While bin Ladin is echoing ideas earlier expressed by his man in Iraq, the late al-Qaeda leader Abu Musab al-Zarqawi -- killed by U.S. forces in Iraq on June 7 -- last year bin Ladin criticized this approach. Now, however, he has made it his own strategy. Equally shocking, and revealing, is the lack of denunciation of this view in the majority Sunni Arab world, even though this would give regimes ample ammunition to use in discrediting bin Ladin, who is also their enemy.
Shia Muslims are the largest group in Iran, Iraq, Lebanon, Oman and Bahrain, while also comprising significant minorities in Pakistan, Afghanistan, Kuwait, Saudi Arabia and other countries. The Sunni and Shia sects split in the early years of Islam, with the Sunni generally becoming the rulers throughout the Arab world and elsewhere.
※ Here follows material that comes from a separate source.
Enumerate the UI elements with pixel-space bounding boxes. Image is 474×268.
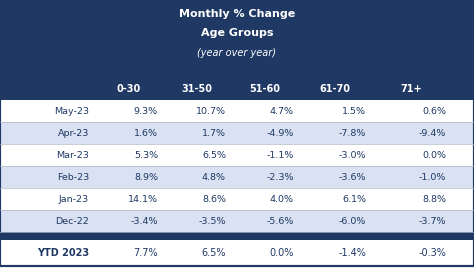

Iran's 1979 revolution created a Shia Islamist state, where Sunni Muslims are often treated as second-class citizens in practice.
Yet generally, and certainly in the Arab world, any existing distinctions were formally papered over by the doctrine of Arab nationalism, which transcended issues of religion. Now that Arab nationalism is declining and Islamism is on the rise, theological questions are re-emerging in the political arena. While Sunni and Shia Islamists sometimes cooperate -- Iran is the patron of Hamas and Islamic Jihad, Sunni Islamist groups -- they are far more often in contention.